En cette rentrée, les éditions du Passager clandestin continuent leur travail de pédagogie à propos des ‘’Précurseurs de la décroissance’’. Dans leur dernière fournée : les philosophes Simone Weil et Günther Anders et l’économiste Karl Polanyi. La même maison republie aussi des récits d’anticipation dans sa collection Dyschroniques, textes du siècle dernier qui témoignent d’une inquiétude à l’égard des catastrophes à venir.

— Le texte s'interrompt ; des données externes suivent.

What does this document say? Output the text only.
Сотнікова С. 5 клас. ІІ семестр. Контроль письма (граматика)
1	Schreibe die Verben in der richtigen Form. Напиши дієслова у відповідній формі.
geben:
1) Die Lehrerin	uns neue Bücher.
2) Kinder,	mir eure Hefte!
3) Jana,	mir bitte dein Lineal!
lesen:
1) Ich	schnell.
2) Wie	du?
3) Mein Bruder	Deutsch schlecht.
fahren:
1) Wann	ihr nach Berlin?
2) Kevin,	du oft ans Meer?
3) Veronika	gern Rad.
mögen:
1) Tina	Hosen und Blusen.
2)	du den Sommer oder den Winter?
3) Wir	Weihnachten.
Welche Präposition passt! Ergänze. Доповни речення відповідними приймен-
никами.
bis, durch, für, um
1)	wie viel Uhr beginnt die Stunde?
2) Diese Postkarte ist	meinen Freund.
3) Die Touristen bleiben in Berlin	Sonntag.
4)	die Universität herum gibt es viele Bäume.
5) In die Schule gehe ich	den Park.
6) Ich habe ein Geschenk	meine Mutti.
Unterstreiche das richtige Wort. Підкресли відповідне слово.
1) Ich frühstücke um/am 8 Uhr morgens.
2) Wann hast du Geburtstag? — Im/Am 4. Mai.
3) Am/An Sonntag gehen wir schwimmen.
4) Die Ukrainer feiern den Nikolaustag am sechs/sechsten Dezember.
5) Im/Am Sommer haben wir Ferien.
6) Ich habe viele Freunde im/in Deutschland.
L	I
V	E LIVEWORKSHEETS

On pourrait citer de nombreux autres auteurs, dont les écrits sont revitalisés par les préoccupations écologiques contemporaines. De Rachel Carson à Jacques Ellul en passant par Nan Shepherd et Ivan Illich, on assiste à un retour de flamme pour leurs écrits, dont la lecture mêle l’admiration à l’amertume : que ne les avons-nous pas pris davantage au sérieux !
Cet intérêt pour les auteurs d’hier et leurs œuvres prétendument visionnaires présente néanmoins un risque : celui de vouloir faire entrer, au chausse-pied, leur analyse dans notre présent, de n’en retenir que ce qui correspond à notre lecture de l’époque. J’évoquais ainsi en début de semaine Soleil vertde Richard Fleischer, description d’un monde où l’humanité a épuisé les ressources disponibles. Sauf que le film part de l’idée que c’est la démographie galopante qui conduit l’espèce humaine à son extinction : thèse très en vogue à l’époque…mais qui n’a pas dépassé, à ce jour, le stade de la prédiction.
Il faut se méfier de l’argument marketing, qui veut qu’un auteur et son œuvre seraient d’autant plus intéressants qu’ils nous parlent encore aujourd’hui. Cette tyrannie de la modernité ne concerne pas que l’écologie, loin s’en faut. Pour ma part en tout cas, ce que j’aime dans les textes d’hier, c’est qu’ils me parlent d’hier, justement.
Certains verront peut-être dans cet appétit pour les textes pionniers le signe d’une apathie de la pensée contemporaine, mais ce serait faire injure aux nombreux intellectuels vivants qui travaillent sur ces questions. Mon hypothèse est plutôt la suivante : inconsciemment sans doute, nous lisons les œuvres visionnaires pour nous rassurer. D’autres avant nous avaient envisagé le pire, sans que ce pire n’advienne de leur vivant. Alors pourquoi, aujourd’hui, en irait-il autrement ?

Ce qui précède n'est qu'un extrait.